# Loading Data
In this notebook, we will load various data from local and external

In [1]:
# We'll also import a few standard python libraries
from matplotlib import pyplot
import numpy as np
import time

# These are the droids you are looking for.
from caffe2.python import core, workspace
from caffe2.proto import caffe2_pb2

# Let's show all plots inline.
%matplotlib inline



## Load Fixed Width file
In this chapter, we will load a fixed width file in local path. The file contains weather station geographic information, we will extract (longitude, latitude, elevate) and plot them on panel.

In [2]:
import os
from StringIO import StringIO

data_folder = os.path.join(os.path.expanduser('~'), 'python', 'tutorial_files','weather')
#print("{}".format(data_folder))

raw_data = open(os.path.join(data_folder,'Station.txt'), 'r').read()
#print('Raw data looks like this:')
#print(raw_data[966:1300] + '...')

np.genfromtxt(\
    StringIO(raw_data),\
    delimiter=(7,6,30,3,3,3,6,7,8,10,9,9),# width of each field \
    skip_header=22, # skip 22 lines of header \
    usecols=(8, 7, 9), # reorder colums from (latitude, longitude, elevate) to (longitude, latitude, elevate) \
    missing_values="-99999,-999999", # missing_values will be replaced by numpy.nan \
    dtype=[('longitude','f8'),('latitude','f8'),('elevate','f8')], # \
    usemask=True) # required by using missing_values


masked_array(data = [(10350.0, 46817.0, 14200.0) (--, --, --) (--, --, --) ...,
 (-96565.0, 40848.0, 3624.0) (-96854.0, 40695.0, 4182.0) (--, --, --)],
             mask = [(False, False, False) ( True,  True,  True) ( True,  True,  True) ...,
 (False, False, False) (False, False, False) ( True,  True,  True)],
       fill_value = (  1.00000000e+20,   1.00000000e+20,   1.00000000e+20),
            dtype = [('longitude', '<f8'), ('latitude', '<f8'), ('elevate', '<f8')])

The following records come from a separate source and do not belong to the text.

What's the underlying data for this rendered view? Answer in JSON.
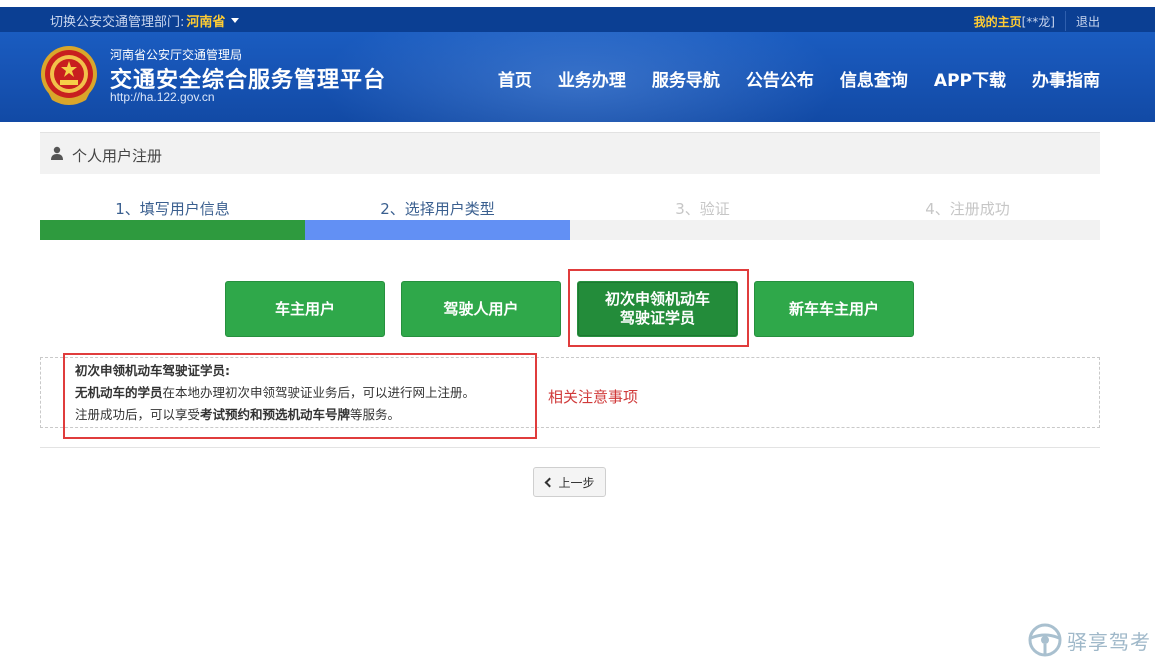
{
  "topbar": {
    "switch_label": "切换公安交通管理部门:",
    "province": "河南省",
    "home_label": "我的主页",
    "user": "[**龙]",
    "logout": "退出"
  },
  "header": {
    "org": "河南省公安厅交通管理局",
    "title": "交通安全综合服务管理平台",
    "url": "http://ha.122.gov.cn",
    "nav": [
      "首页",
      "业务办理",
      "服务导航",
      "公告公布",
      "信息查询",
      "APP下载",
      "办事指南"
    ]
  },
  "panel": {
    "title": "个人用户注册"
  },
  "steps": [
    {
      "label": "1、填写用户信息",
      "state": "done"
    },
    {
      "label": "2、选择用户类型",
      "state": "done"
    },
    {
      "label": "3、验证",
      "state": "todo"
    },
    {
      "label": "4、注册成功",
      "state": "todo"
    }
  ],
  "progress": {
    "completed_steps": 2,
    "total_steps": 4
  },
  "user_types": [
    {
      "line1": "车主用户",
      "line2": ""
    },
    {
      "line1": "驾驶人用户",
      "line2": ""
    },
    {
      "line1": "初次申领机动车",
      "line2": "驾驶证学员"
    },
    {
      "line1": "新车车主用户",
      "line2": ""
    }
  ],
  "info": {
    "heading": "初次申领机动车驾驶证学员:",
    "line1_bold": "无机动车的学员",
    "line1_rest": "在本地办理初次申领驾驶证业务后，可以进行网上注册。",
    "line2_pre": "注册成功后，可以享受",
    "line2_bold": "考试预约和预选机动车号牌",
    "line2_post": "等服务。"
  },
  "note": "相关注意事项",
  "prev_button": "上一步",
  "watermark": "驿享驾考",
  "colors": {
    "primary_blue": "#0b3f93",
    "button_green": "#2fa84a",
    "progress_green": "#2e9a3e",
    "progress_blue": "#6290f4",
    "highlight_red": "#e03c3c"
  }
}
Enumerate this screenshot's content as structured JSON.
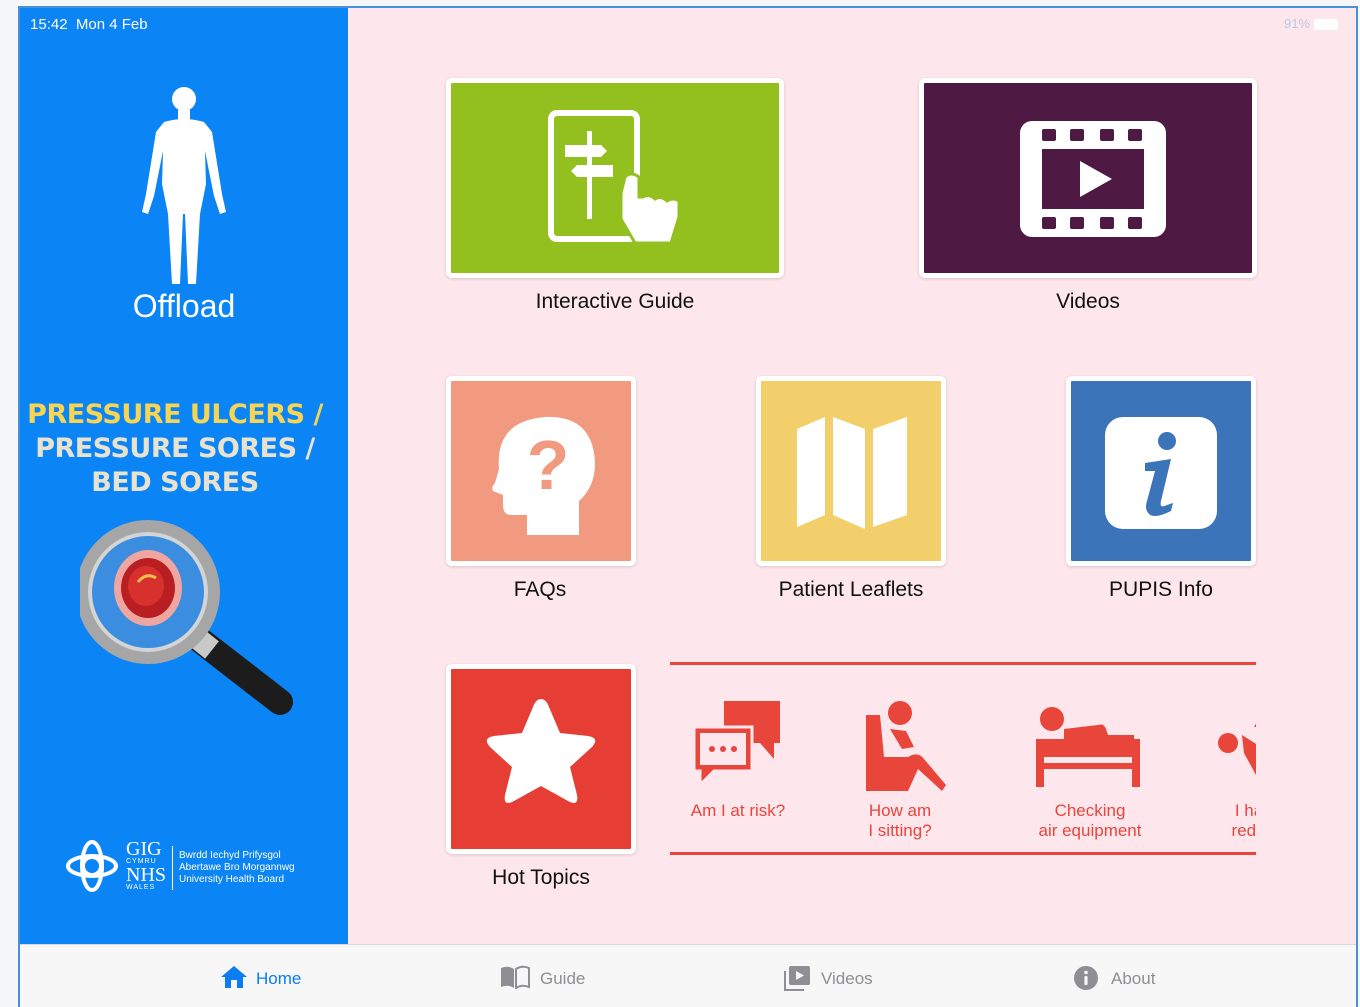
{
  "status_bar": {
    "time": "15:42",
    "date": "Mon 4 Feb",
    "battery": "91%"
  },
  "sidebar": {
    "app_name": "Offload",
    "tagline": [
      "PRESSURE ULCERS /",
      "PRESSURE SORES /",
      "BED SORES"
    ],
    "logo": {
      "text_gig": "GIG",
      "text_cymru": "CYMRU",
      "text_nhs": "NHS",
      "text_wales": "WALES",
      "board_lines": [
        "Bwrdd Iechyd Prifysgol",
        "Abertawe Bro Morgannwg",
        "University Health Board"
      ]
    }
  },
  "tiles": {
    "interactive_guide": {
      "label": "Interactive Guide",
      "color": "#93c01f",
      "icon": "signpost-touch-icon"
    },
    "videos": {
      "label": "Videos",
      "color": "#4e1942",
      "icon": "video-play-icon"
    },
    "faqs": {
      "label": "FAQs",
      "color": "#f19a80",
      "icon": "head-question-icon"
    },
    "patient_leaflets": {
      "label": "Patient Leaflets",
      "color": "#f2cf6b",
      "icon": "leaflet-map-icon"
    },
    "pupis_info": {
      "label": "PUPIS Info",
      "color": "#3c74ba",
      "icon": "info-icon"
    },
    "hot_topics": {
      "label": "Hot Topics",
      "color": "#e63e35",
      "icon": "star-icon"
    }
  },
  "hot_topics_strip": {
    "accent": "#e8453b",
    "items": [
      {
        "line1": "Am I at risk?",
        "line2": "",
        "icon": "chat-bubbles-icon"
      },
      {
        "line1": "How am",
        "line2": "I sitting?",
        "icon": "person-sitting-icon"
      },
      {
        "line1": "Checking",
        "line2": "air equipment",
        "icon": "person-lying-bed-icon"
      },
      {
        "line1": "I have",
        "line2": "red ma",
        "icon": "red-mark-warning-icon"
      }
    ]
  },
  "tab_bar": {
    "active_color": "#0b7cf2",
    "inactive_color": "#8e8e93",
    "tabs": [
      {
        "label": "Home",
        "icon": "home-icon",
        "active": true
      },
      {
        "label": "Guide",
        "icon": "book-icon",
        "active": false
      },
      {
        "label": "Videos",
        "icon": "video-icon",
        "active": false
      },
      {
        "label": "About",
        "icon": "info-icon",
        "active": false
      }
    ]
  }
}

## Load Delimitered CSV file
In this chapter we will load a comma-delimitered csv file in local path. The file contains POS transactions.

In [3]:
import os
from StringIO import StringIO

data_folder = os.path.join(os.path.expanduser('~'), 'python', 'tutorial_files','transaction')
#print("{}".format(data_folder))

raw_data = open(os.path.join(data_folder,'Excel-20170511104221.csv'), 'r').read()
#print('Raw data looks like this:')
#print(raw_data[:1138] + '...')

np.genfromtxt(\
    StringIO(raw_data),\
    delimiter=",", # delimetered by comma \
    skip_header=1, # line 1 contains the header \
    usecols=(5, 6), # extract (trans_time, trans_amount) \
    autostrip=True, # remove TAB characters from data \
    dtype=[('trans_time','S19'),('trans_amount','f8')]) 

array([('2017/05/10 18:00:01',   5.50000000e+02),
       ('2017/05/10 18:00:01',   3.10000000e+04),
       ('2017/05/10 18:00:01',   1.00000000e-02), ...,
       ('2017/05/10 17:30:00',   1.00000000e+04),
       ('2017/05/10 17:30:00',   0.00000000e+00),
       ('2017/05/10 17:30:00',   1.24800000e+03)],
      dtype=[('trans_time', 'S19'), ('trans_amount', '<f8')])

## Load Delimitered CSV file (eyesight)


In [4]:
import os
from StringIO import StringIO

data_folder = os.path.join(os.path.expanduser('~'), 'python', 'tutorial_files','eyesight')
#print("{}".format(data_folder))

raw_data = open(os.path.join(data_folder,'eyesight.csv'), 'r').read()
#print('Raw data looks like this:')
#print(raw_data[:1138] + '...')

np.genfromtxt(\
    StringIO(raw_data),\
    delimiter=",", # delimetered by comma \
    skip_header=1, # line 1 contains the header \
    dtype=[('Age','S15'),('Prescription','S13'),('Astigmatic','S4'),('Tear production rate','S8'),('Class','S12')]) 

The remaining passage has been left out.